Perhaps a little more so than most, the Freedom Rides have always been of particular significance to me, as the daughter of one of the original 1965 riders. The desire to continue what my father had begun was certainly a strong motivation for my application to join, but I don’t think I could ever describe how much I wanted this for myself. This journey went beyond a moment of historical, cultural, or even personal significance for me as a young Aboriginal woman; it was a chance to my privilege, my education, and my passion to help my people.
During this trip I bore witness to realities I have never had to face. I was alarmed just how ingratiated a fear of the police was in these communities. In Walgett, we watched some young children playing on the grass, shoving and laughing, only to be accosted by an older girl who told them that if they couldn’t behave, the police would come and take them away. Still, these children were proud; proud to be staying in school and learning their language, dances, and culture from the Elders. The Elders had plenty to teach us, as well, like the importance of giving people space for memorialisation, even when it can be frustrating as a young person who wants to look towards the future to keep the work going. Reconciliation is a process of healing, and although there is a place for anger, mourning, and resistance, there must also be a space to acknowledge how far we’ve come.
It was always going to be a difficult task to measure the outcomes of this trip. I feel as if the event brought a lot of joy to these communities, particularly to the Elders, who were immensely grateful for the changes brought about by Charlie Perkins and the original Freedom Rides.
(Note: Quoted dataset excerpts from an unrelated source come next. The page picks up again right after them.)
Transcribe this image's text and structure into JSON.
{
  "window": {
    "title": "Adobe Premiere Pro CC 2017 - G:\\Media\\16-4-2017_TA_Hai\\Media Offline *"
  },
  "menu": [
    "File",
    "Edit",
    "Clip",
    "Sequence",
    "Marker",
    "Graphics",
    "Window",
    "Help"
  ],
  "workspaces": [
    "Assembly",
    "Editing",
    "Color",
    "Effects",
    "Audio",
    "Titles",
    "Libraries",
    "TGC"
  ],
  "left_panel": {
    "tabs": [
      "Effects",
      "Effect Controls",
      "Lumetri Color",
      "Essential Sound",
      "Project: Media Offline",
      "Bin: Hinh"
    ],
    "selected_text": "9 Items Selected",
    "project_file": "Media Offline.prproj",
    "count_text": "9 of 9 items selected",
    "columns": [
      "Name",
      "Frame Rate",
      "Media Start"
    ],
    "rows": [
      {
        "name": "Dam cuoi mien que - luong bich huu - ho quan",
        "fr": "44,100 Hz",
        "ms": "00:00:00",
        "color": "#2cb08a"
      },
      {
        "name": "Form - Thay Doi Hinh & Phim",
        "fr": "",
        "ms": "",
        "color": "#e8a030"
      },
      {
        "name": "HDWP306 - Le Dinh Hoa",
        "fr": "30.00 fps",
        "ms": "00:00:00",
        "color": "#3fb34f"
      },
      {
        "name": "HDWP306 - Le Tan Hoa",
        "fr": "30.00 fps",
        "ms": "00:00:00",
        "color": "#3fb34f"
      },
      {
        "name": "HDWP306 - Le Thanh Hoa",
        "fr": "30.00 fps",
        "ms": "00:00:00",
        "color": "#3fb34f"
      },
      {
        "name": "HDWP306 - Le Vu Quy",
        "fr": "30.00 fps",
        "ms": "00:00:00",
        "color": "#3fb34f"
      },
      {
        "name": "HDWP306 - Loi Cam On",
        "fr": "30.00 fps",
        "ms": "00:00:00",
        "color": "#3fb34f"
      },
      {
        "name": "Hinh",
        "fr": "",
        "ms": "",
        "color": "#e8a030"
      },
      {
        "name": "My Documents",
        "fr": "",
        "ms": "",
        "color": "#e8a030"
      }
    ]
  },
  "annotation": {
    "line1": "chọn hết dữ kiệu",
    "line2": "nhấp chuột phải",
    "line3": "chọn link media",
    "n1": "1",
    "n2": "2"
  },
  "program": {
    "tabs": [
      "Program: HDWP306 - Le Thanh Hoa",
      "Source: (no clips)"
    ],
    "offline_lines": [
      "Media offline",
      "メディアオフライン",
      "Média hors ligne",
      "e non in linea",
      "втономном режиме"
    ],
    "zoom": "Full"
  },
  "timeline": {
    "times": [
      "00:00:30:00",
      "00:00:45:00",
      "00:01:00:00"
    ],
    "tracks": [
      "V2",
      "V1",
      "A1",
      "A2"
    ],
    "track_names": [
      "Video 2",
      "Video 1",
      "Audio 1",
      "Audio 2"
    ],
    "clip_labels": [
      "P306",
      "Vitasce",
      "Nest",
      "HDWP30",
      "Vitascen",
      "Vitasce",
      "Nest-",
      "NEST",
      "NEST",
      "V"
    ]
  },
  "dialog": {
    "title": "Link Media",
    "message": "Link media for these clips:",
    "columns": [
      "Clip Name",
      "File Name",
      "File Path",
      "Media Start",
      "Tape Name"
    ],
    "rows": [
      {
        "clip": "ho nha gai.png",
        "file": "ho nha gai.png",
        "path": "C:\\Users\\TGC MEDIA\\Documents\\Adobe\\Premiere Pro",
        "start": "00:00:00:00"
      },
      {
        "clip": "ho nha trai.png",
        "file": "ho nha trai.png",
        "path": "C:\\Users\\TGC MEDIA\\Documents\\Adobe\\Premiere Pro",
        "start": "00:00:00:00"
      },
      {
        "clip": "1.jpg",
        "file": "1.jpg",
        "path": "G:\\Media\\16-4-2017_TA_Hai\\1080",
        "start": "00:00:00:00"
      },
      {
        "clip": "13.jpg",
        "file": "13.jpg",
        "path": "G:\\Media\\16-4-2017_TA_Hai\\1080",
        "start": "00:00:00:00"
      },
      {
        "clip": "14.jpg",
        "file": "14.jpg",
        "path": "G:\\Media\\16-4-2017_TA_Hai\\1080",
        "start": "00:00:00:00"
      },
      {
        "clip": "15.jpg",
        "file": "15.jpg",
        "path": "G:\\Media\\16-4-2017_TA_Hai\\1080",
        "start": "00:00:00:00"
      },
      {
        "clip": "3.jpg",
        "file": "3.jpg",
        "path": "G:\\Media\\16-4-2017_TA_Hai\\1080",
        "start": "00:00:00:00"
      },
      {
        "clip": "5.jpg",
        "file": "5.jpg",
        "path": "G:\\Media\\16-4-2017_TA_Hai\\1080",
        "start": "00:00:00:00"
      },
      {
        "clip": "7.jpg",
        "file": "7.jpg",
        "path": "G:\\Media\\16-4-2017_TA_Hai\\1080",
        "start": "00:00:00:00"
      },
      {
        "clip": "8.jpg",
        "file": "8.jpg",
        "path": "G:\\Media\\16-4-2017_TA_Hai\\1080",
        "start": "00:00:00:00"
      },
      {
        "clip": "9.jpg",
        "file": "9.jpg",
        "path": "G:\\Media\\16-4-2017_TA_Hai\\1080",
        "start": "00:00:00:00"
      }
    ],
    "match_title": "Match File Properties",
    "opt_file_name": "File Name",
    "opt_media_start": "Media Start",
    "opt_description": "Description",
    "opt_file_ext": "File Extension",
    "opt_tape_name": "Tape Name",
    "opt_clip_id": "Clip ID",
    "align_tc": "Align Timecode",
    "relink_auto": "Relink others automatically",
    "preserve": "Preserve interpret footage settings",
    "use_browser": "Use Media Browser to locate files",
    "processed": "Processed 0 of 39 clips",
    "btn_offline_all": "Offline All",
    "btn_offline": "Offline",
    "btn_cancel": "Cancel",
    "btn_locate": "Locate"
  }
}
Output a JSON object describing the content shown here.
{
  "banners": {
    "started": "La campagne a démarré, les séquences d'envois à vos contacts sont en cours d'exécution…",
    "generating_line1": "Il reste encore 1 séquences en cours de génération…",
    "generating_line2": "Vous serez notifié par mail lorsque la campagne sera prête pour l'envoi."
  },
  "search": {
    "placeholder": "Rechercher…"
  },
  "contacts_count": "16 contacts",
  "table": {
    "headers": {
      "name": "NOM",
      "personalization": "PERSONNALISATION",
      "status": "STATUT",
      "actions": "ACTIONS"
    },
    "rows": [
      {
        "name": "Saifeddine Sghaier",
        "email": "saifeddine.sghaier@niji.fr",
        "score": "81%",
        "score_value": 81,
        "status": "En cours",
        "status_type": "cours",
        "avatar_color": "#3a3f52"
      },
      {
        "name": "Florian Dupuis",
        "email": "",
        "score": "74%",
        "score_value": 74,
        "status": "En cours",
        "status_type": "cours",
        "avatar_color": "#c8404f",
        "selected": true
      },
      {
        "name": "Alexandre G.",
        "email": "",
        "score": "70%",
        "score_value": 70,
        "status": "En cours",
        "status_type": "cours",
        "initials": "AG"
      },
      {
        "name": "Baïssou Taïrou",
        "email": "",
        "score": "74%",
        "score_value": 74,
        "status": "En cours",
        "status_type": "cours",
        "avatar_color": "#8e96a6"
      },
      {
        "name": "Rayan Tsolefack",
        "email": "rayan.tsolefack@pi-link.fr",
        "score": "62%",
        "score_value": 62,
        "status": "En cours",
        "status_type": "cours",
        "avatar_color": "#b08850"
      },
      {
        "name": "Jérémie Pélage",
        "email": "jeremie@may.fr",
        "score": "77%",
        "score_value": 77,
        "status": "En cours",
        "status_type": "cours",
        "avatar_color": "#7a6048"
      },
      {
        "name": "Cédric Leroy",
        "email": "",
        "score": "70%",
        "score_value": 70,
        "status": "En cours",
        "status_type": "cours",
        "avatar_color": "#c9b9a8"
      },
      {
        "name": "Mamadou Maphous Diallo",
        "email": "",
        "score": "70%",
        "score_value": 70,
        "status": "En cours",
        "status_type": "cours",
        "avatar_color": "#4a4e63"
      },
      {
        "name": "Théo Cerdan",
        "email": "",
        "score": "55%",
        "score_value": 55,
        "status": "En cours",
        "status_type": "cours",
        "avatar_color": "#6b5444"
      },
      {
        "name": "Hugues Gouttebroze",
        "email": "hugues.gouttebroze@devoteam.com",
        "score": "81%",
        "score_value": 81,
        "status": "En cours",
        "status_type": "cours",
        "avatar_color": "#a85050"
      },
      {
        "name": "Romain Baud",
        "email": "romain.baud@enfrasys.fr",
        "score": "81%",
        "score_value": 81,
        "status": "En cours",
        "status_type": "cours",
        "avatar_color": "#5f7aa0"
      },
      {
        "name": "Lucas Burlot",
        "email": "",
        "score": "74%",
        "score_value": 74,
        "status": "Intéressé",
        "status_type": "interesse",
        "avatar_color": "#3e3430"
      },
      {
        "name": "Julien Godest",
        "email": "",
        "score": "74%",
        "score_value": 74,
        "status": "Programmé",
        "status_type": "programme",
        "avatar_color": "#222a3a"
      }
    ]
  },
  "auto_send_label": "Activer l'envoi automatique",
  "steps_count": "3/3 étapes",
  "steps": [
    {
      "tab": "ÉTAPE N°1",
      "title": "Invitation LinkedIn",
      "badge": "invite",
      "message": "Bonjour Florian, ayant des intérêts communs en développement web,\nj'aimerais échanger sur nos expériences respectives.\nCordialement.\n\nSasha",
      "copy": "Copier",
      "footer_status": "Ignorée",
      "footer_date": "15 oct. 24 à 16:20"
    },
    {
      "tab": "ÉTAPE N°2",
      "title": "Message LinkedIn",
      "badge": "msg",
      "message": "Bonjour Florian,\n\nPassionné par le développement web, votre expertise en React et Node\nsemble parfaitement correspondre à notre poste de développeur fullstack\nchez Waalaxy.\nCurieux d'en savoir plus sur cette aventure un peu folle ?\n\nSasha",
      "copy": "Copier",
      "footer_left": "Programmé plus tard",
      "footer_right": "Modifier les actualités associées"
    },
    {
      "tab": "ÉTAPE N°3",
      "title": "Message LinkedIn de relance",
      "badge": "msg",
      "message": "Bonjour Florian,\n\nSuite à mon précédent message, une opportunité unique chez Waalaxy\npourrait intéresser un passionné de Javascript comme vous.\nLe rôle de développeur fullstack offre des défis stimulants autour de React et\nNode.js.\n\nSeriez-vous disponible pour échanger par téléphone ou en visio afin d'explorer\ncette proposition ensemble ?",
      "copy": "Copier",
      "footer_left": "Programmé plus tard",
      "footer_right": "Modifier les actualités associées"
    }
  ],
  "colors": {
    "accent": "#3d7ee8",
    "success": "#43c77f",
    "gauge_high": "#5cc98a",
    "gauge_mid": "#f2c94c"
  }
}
The job is not done, however, and the gap continues to widen. For the original riders, this was an act of commemoration, but for myself and the other students, it was a call to action. We all came to create change, give agency, and demand justice, and what we heard and saw carried a heavy emotional toll. It is lucky, then, that we had such a wonderful collection of students, brought together by a leader who accepts nothing but what is right. They are the kind of people you spend long bus trips with discussing Indigenous rights or gender inequality or Gaza or Ferguson, and even at the end of the day, after a few drinks, when we’re all gathered in a hotel room, mucking around, they will never put the fight away. The anger and desire for change doesn’t disappear when the laughter arrives or when the bus ride ends, and I am honoured to have met this wonderful group, so determined to continue the job. This trip has been, I think for all of us, a most incredible beginning.